For their part, Indiana came to play. The Pacers led for most of the game, save for a couple of times when the Heat took a 2-point lead. Indiana was relentless in the paint and with their defense. Part of this is because the Heat are slow starters, and also because the Pacers really don't have one go-to guy. With New York, the Heat knew they had to focus on Carmelo Anthony. But Indiana is like playing against that guy with the suit and sunglasses from the Matrix movies. THEY'RE THE SAME GUY! AND THEY'RE EVERYWHERE!

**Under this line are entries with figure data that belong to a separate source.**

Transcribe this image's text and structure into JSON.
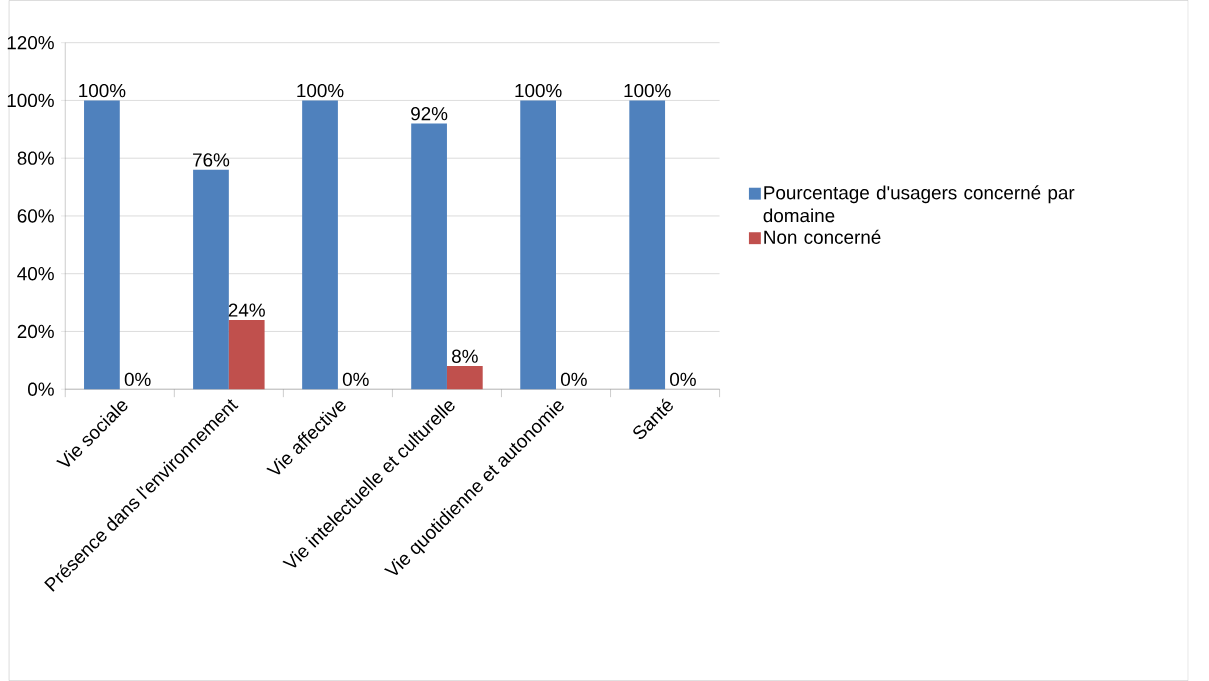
{
  "chart_data": {
    "type": "bar",
    "categories": [
      "Vie sociale",
      "Présence dans l'environnement",
      "Vie affective",
      "Vie intelectuelle et culturelle",
      "Vie quotidienne et autonomie",
      "Santé"
    ],
    "series": [
      {
        "name": "Pourcentage d'usagers concerné par domaine",
        "color": "#4f81bd",
        "values": [
          100,
          76,
          100,
          92,
          100,
          100
        ],
        "value_labels": [
          "100%",
          "76%",
          "100%",
          "92%",
          "100%",
          "100%"
        ]
      },
      {
        "name": "Non concerné",
        "color": "#c0504d",
        "values": [
          0,
          24,
          0,
          8,
          0,
          0
        ],
        "value_labels": [
          "0%",
          "24%",
          "0%",
          "8%",
          "0%",
          "0%"
        ]
      }
    ],
    "ylim": [
      0,
      120
    ],
    "yticks": [
      {
        "value": 0,
        "label": "0%"
      },
      {
        "value": 20,
        "label": "20%"
      },
      {
        "value": 40,
        "label": "40%"
      },
      {
        "value": 60,
        "label": "60%"
      },
      {
        "value": 80,
        "label": "80%"
      },
      {
        "value": 100,
        "label": "100%"
      },
      {
        "value": 120,
        "label": "120%"
      }
    ],
    "grid": "y",
    "legend": "right"
  }
}
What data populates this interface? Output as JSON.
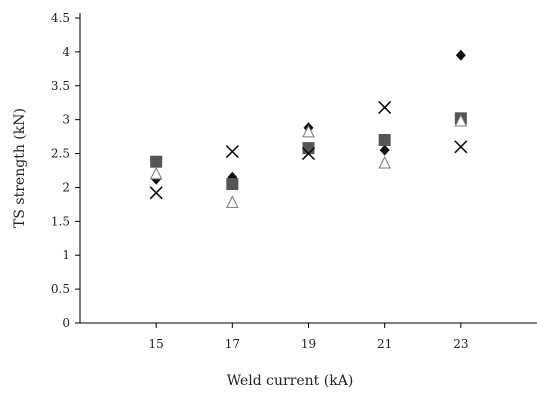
{
  "chart_data": {
    "type": "scatter",
    "xlabel": "Weld current (kA)",
    "ylabel": "TS strength (kN)",
    "xlim": [
      13,
      25
    ],
    "ylim": [
      0,
      4.5
    ],
    "x_ticks": [
      15,
      17,
      19,
      21,
      23
    ],
    "y_ticks": [
      0,
      0.5,
      1,
      1.5,
      2,
      2.5,
      3,
      3.5,
      4,
      4.5
    ],
    "x_tick_labels": [
      "15",
      "17",
      "19",
      "21",
      "23"
    ],
    "y_tick_labels": [
      "0",
      "0.5",
      "1",
      "1.5",
      "2",
      "2.5",
      "3",
      "3.5",
      "4",
      "4.5"
    ],
    "grid": false,
    "legend": false,
    "series": [
      {
        "marker": "diamond",
        "color": "#111111",
        "x": [
          15,
          17,
          19,
          21,
          23
        ],
        "y": [
          2.12,
          2.15,
          2.88,
          2.55,
          3.95
        ]
      },
      {
        "marker": "square",
        "color": "#555555",
        "x": [
          15,
          17,
          19,
          21,
          23
        ],
        "y": [
          2.38,
          2.05,
          2.58,
          2.7,
          3.02
        ]
      },
      {
        "marker": "triangle-open",
        "color": "#777777",
        "x": [
          15,
          17,
          19,
          21,
          23
        ],
        "y": [
          2.2,
          1.78,
          2.82,
          2.36,
          2.98
        ]
      },
      {
        "marker": "x",
        "color": "#111111",
        "x": [
          15,
          17,
          19,
          21,
          23
        ],
        "y": [
          1.92,
          2.53,
          2.5,
          3.18,
          2.6
        ]
      }
    ]
  }
}
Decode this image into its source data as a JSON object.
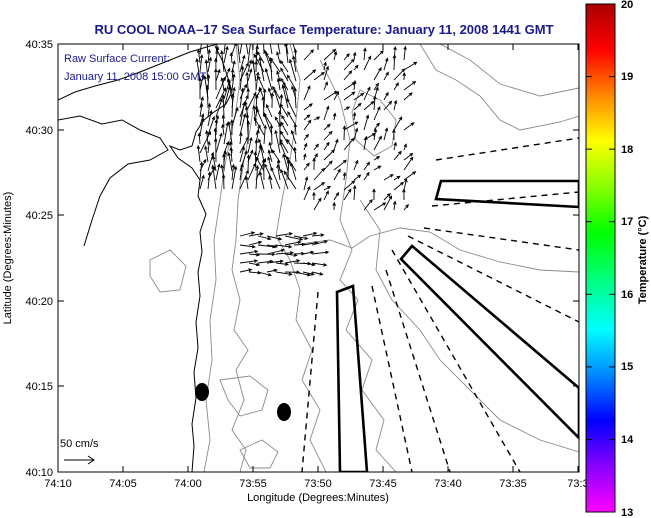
{
  "title": "RU COOL  NOAA–17  Sea Surface Temperature:  January 11, 2008 1441 GMT",
  "legend": {
    "line1": "Raw Surface Current:",
    "line2": "January 11, 2008 15:00 GMT"
  },
  "scale_label": "50 cm/s",
  "axes": {
    "xlabel": "Longitude (Degrees:Minutes)",
    "ylabel": "Latitude (Degrees:Minutes)",
    "xticks": [
      "74:10",
      "74:05",
      "74:00",
      "73:55",
      "73:50",
      "73:45",
      "73:40",
      "73:35",
      "73:3"
    ],
    "yticks": [
      "40:35",
      "40:30",
      "40:25",
      "40:20",
      "40:15",
      "40:10"
    ]
  },
  "colorbar": {
    "label": "Temperature (°C)",
    "min": 13,
    "max": 20,
    "ticks": [
      "20",
      "19",
      "18",
      "17",
      "16",
      "15",
      "14",
      "13"
    ],
    "colors": [
      "#ff00ff",
      "#8800ff",
      "#0000ff",
      "#0088ff",
      "#00ffff",
      "#00ff88",
      "#00ff00",
      "#88ff00",
      "#ffff00",
      "#ff8800",
      "#ff0000",
      "#aa0000"
    ]
  }
}
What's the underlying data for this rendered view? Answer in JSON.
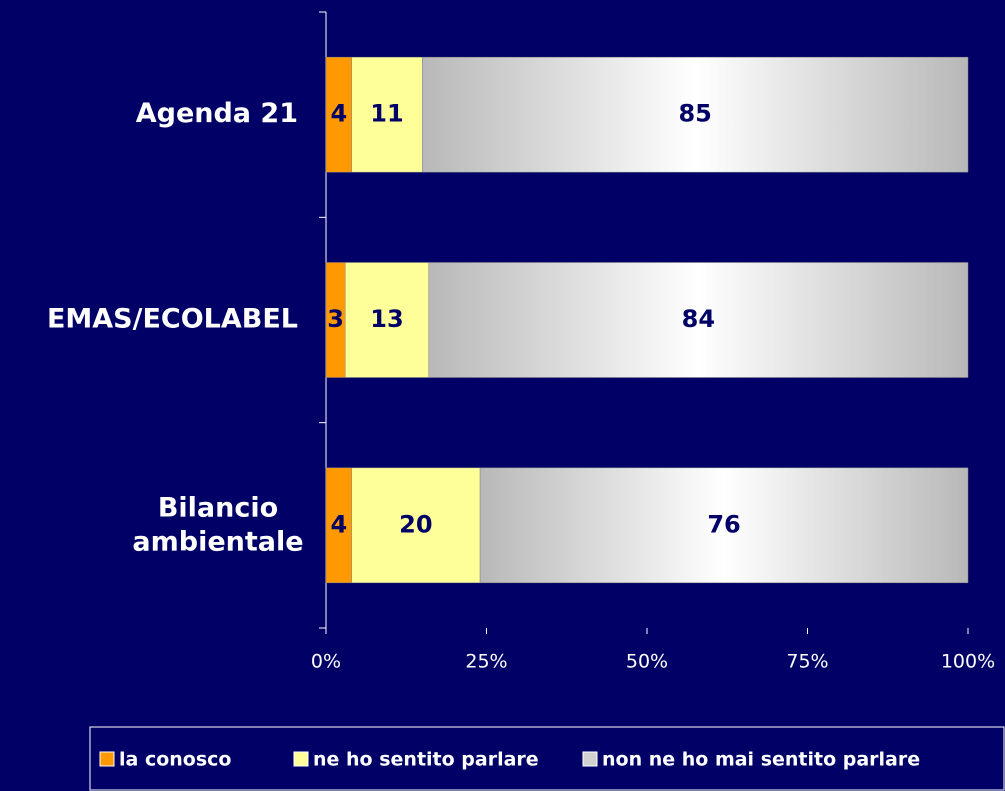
{
  "chart_data": {
    "type": "stacked_bar_horizontal",
    "categories": [
      "Agenda 21",
      "EMAS/ECOLABEL",
      "Bilancio\nambientale"
    ],
    "series": [
      {
        "name": "la conosco",
        "color": "#ff9900",
        "values": [
          4,
          3,
          4
        ]
      },
      {
        "name": "ne ho sentito parlare",
        "color": "#ffff99",
        "values": [
          11,
          13,
          20
        ]
      },
      {
        "name": "non ne ho mai sentito parlare",
        "color": "#c0c0c0",
        "values": [
          85,
          84,
          76
        ]
      }
    ],
    "xlim": [
      0,
      100
    ],
    "xticks": [
      {
        "value": 0,
        "label": "0%"
      },
      {
        "value": 25,
        "label": "25%"
      },
      {
        "value": 50,
        "label": "50%"
      },
      {
        "value": 75,
        "label": "75%"
      },
      {
        "value": 100,
        "label": "100%"
      }
    ],
    "legend": "bottom"
  }
}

And with Bosh's injury and the Heat bench playing like a bucket of dildos, it looked as if the Pacers were going to steal the first game of the series. But then the fourth quarter came. And you know what time that is.
LeBron relentlessly clubbed the Pacers in the face with his dong and scored 20 straight points in the fourth. With Bosh out, it was up to Miami's other bigs to step up. Joel Anthony had one of his best playoff showings in pretty much ever, throwing down 9 points and, in a refreshing change of pace, catching crisp passes from LeBron instead of having the ball ricochet off his croissant hands like he normally does. But the biggest boost came from Ronny Turiaf, who was forced to stop dancing and talking to himself on the sideline and go into the game to hack the shit out of the Pacers, grab rebounds, and yell profane things in French. Turiaf finished with four points -- both buckets coming off monster dunks.
And now.... RONNY TURIAF TALKS TRASH AND THEN BREAKS INTO DANCE: Episode One - Versus Frank Vogel:
Buoyed by LeBron's proficiency in laying waste to his enemies, the Heat defense picked up their shit, and held Indiana to 30 percent shooting in the second half, after allowing them to shoot for 50 percent during the first. Miami also attacked the basket more in the second half, putting the Pacers in early foul trouble. Seven of ten Pacers who played in this game found themselves tagged with two or more fouls before the game was over.
The Pacers kept coming though, hitting timely baskets and cutting the Heat's lead. But with 31 seconds remaining, LeBron said "Clutch this, cockrockets!" and nailed a dagger jumper, putting the Heat up 95-86, and sealing the Game 1 win for the Heat.
Game 2 of the best-of-seven series is on Tuesday night at the American Airlines Arena. Tipoff is at 7 p.m.